Federal prosecutors have opened a criminal investigation after the FBI raided the home of a suspected second whistleblower who passed on secret government documents about a terror watch list.

Unnamed law enforcement and intelligence sources briefed on the case told Michael Isikoff at Yahoo News about the raid and investigation by prosecutors in Northern Virginia.

However, there could be signs that the Justice Department is more reluctant these days to prosecute those who illegally hand over sensitive documents to the media, after heavy criticism in the way it has gone after leakers in the past.

“Investigators are continuing to pursue it, but are not ready to charge yet,” one source told the reporter.

The case dates back to a story published on Glenn Greenwald site The Intercept back in early August.

Based on newly leaked documents, it claimed 40% of people on a government terrorist watch list of 680,000 names have no “recognized terrorist group affiliation,” raising the question of why they are still on the list.

It also revealed that a US ‘no fly’ list had swelled to 47,000 names – the highest figure since it was created 13 years ago.

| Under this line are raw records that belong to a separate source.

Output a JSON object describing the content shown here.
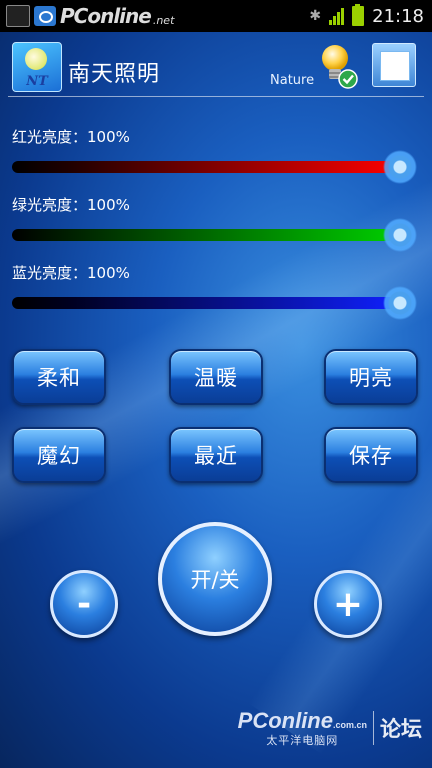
{
  "status_bar": {
    "brand": "PConline",
    "brand_net": ".net",
    "time": "21:18"
  },
  "header": {
    "app_title": "南天照明",
    "logo_text": "NT",
    "mode_label": "Nature"
  },
  "sliders": [
    {
      "label": "红光亮度：100%",
      "color": "#ff0000",
      "level": 1.0
    },
    {
      "label": "绿光亮度：100%",
      "color": "#00d000",
      "level": 1.0
    },
    {
      "label": "蓝光亮度：100%",
      "color": "#1020ff",
      "level": 1.0
    }
  ],
  "presets": {
    "soft": "柔和",
    "warm": "温暖",
    "bright": "明亮",
    "magic": "魔幻",
    "recent": "最近",
    "save": "保存"
  },
  "controls": {
    "minus": "-",
    "power": "开/关",
    "plus": "+"
  },
  "watermark": {
    "logo": "PConline",
    "domain": ".com.cn",
    "subtitle": "太平洋电脑网",
    "forum": "论坛"
  }
}
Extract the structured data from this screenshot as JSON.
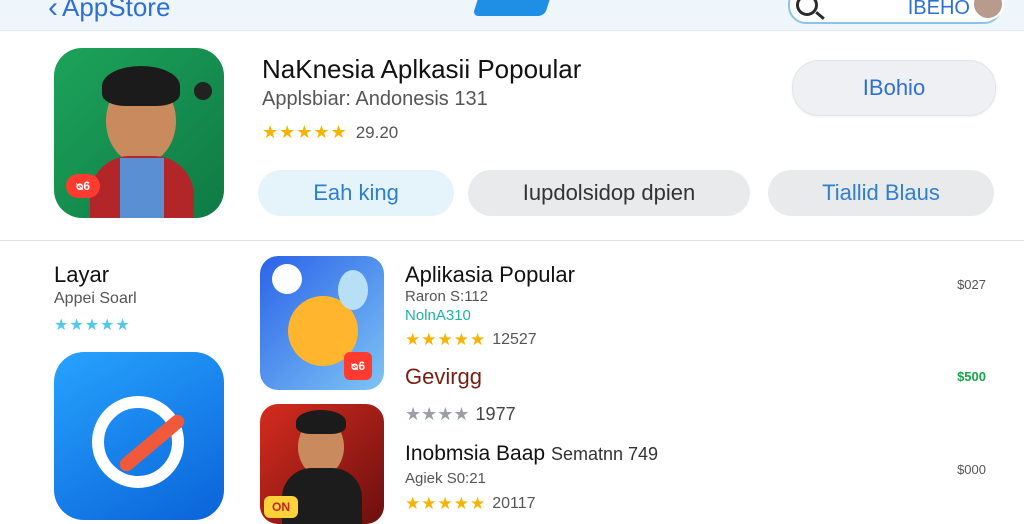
{
  "topbar": {
    "back_label": "AppStore",
    "search_value": "IBEHO"
  },
  "featured": {
    "title": "NaKnesia Aplkasii Popoular",
    "subtitle": "Applsbiar: Andonesis 131",
    "stars": "★★★★★",
    "rating_count": "29.20",
    "icon_badge": "ᴓ6",
    "get_button": "IBohio",
    "pills": [
      "Eah king",
      "Iupdolsidop dpien",
      "Tiallid Blaus"
    ]
  },
  "left_panel": {
    "title": "Layar",
    "subtitle": "Appei Soarl",
    "stars": "★★★★★"
  },
  "list": {
    "app1": {
      "title": "Aplikasia Popular",
      "subtitle": "Raron S:112",
      "tag": "NolnA310",
      "stars": "★★★★★",
      "rating_count": "12527",
      "genre": "Gevirgg",
      "price": "$027",
      "price_alt": "$500",
      "badge": "ᴓ6"
    },
    "app2": {
      "stars_partial": "★★★★",
      "rating_count": "1977",
      "title": "Inobmsia Baap",
      "title_light": "Sematnn 749",
      "subtitle": "Agiek S0:21",
      "stars": "★★★★★",
      "rating_count_2": "20117",
      "price": "$000",
      "badge": "ON"
    }
  }
}
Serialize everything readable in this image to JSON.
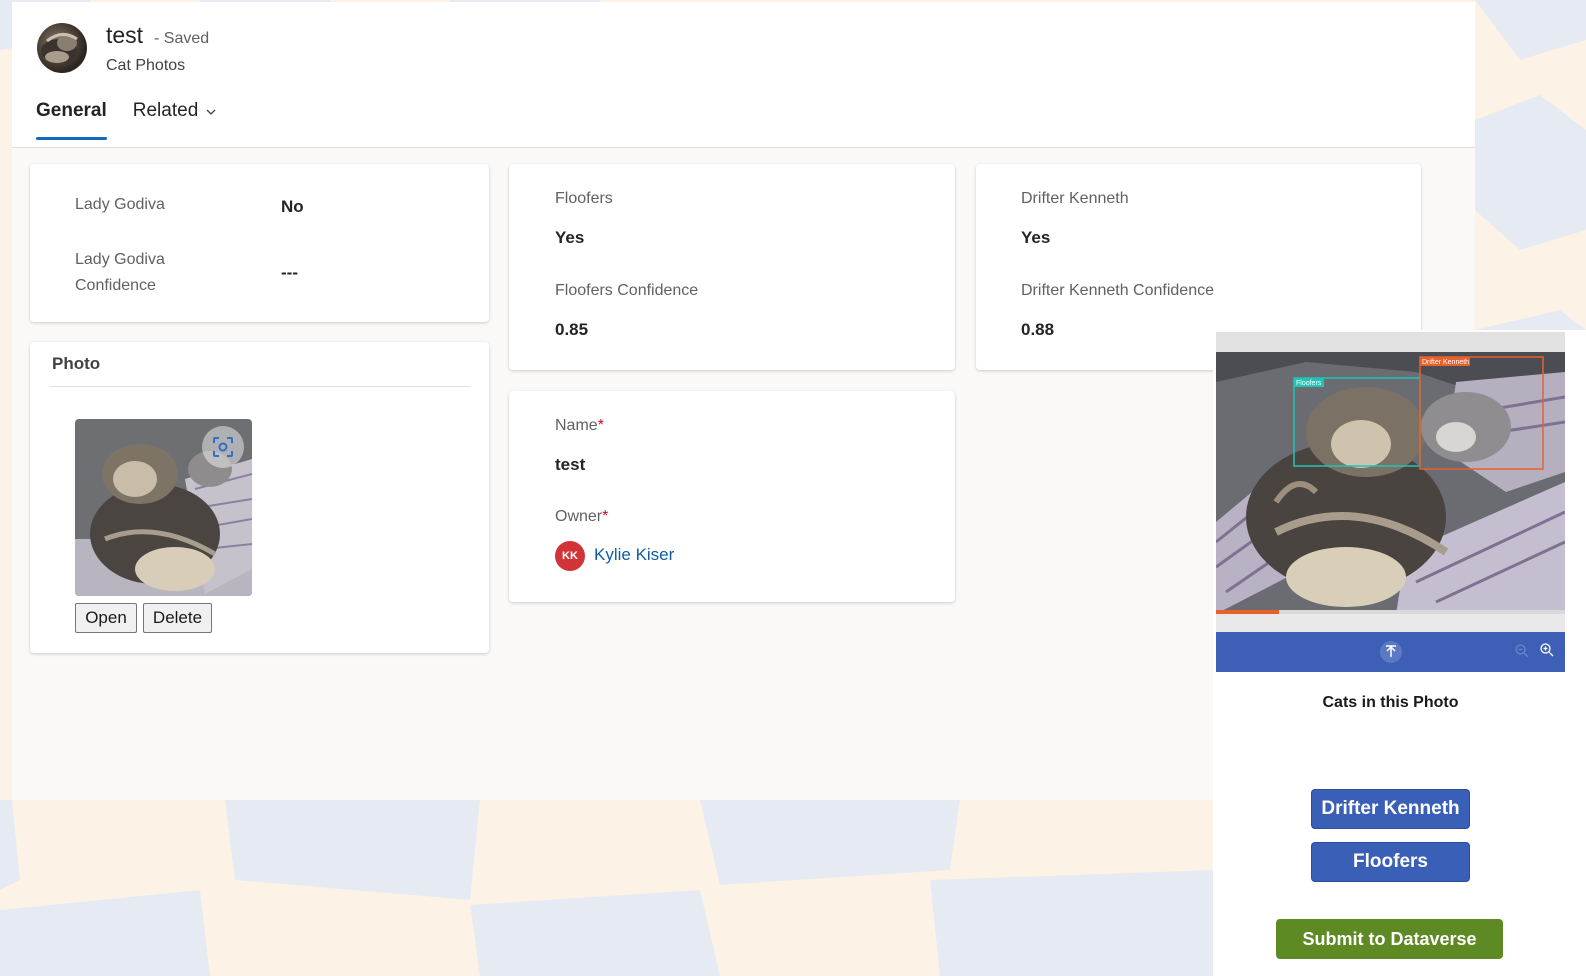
{
  "header": {
    "title": "test",
    "status": "- Saved",
    "entity": "Cat Photos",
    "avatar_icon": "cat-photo-avatar"
  },
  "tabs": [
    {
      "label": "General",
      "active": true
    },
    {
      "label": "Related",
      "active": false,
      "icon": "chevron-down-icon"
    }
  ],
  "cards": {
    "lady_godiva": {
      "label": "Lady Godiva",
      "value": "No",
      "confidence_label_line1": "Lady Godiva",
      "confidence_label_line2": "Confidence",
      "confidence_value": "---"
    },
    "floofers": {
      "label": "Floofers",
      "value": "Yes",
      "confidence_label": "Floofers Confidence",
      "confidence_value": "0.85"
    },
    "drifter_kenneth": {
      "label": "Drifter Kenneth",
      "value": "Yes",
      "confidence_label": "Drifter Kenneth Confidence",
      "confidence_value": "0.88"
    },
    "photo": {
      "title": "Photo",
      "open_label": "Open",
      "delete_label": "Delete",
      "scan_icon": "image-scan-icon"
    },
    "details": {
      "name_label": "Name",
      "name_value": "test",
      "owner_label": "Owner",
      "required_marker": "*",
      "owner_initials": "KK",
      "owner_name": "Kylie Kiser"
    }
  },
  "side_panel": {
    "detections": [
      {
        "label": "Floofers",
        "color": "#20c5b5"
      },
      {
        "label": "Drifter Kenneth",
        "color": "#e8602a"
      }
    ],
    "progress": 0.18,
    "toolbar_icons": [
      "upload-icon",
      "zoom-out-icon",
      "zoom-in-icon"
    ],
    "cats_title": "Cats in this Photo",
    "cat_buttons": [
      "Drifter Kenneth",
      "Floofers"
    ],
    "submit_label": "Submit to Dataverse"
  },
  "colors": {
    "accent_tab": "#0f6cbd",
    "cat_button": "#3a5fb6",
    "submit_button": "#5d8a23",
    "owner_chip": "#d13438",
    "bg_blue": "#e6ebf3",
    "bg_cream": "#fcf3e6"
  }
}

Both lists are part of the larger Terrorist Identities Datamart Environment (TIDE), used by agencies including the CIA, NSA and FBI.

The documents were marked as ‘Secret’ and ‘NOFORN’ – ie not to be shared with foreign governments. This means they were not as sensitive as those leaked by Snowden, although still embarrassing for Washington.

The unnamed ‘source in the intelligence community’ that leaked them and whose house was potentially raided by the FBI recently, was referenced by Greenwald and Edward Snowden in a scene from the new documentary Citizenfour.

Snowden describes the leaker as “incredibly bold” while Greenwald replies “it was motivated by what you did.”

Another indicator that the documents couldn’t have been leaked by Snowden is that some are dated August 2013, after he fled to Hong Kong.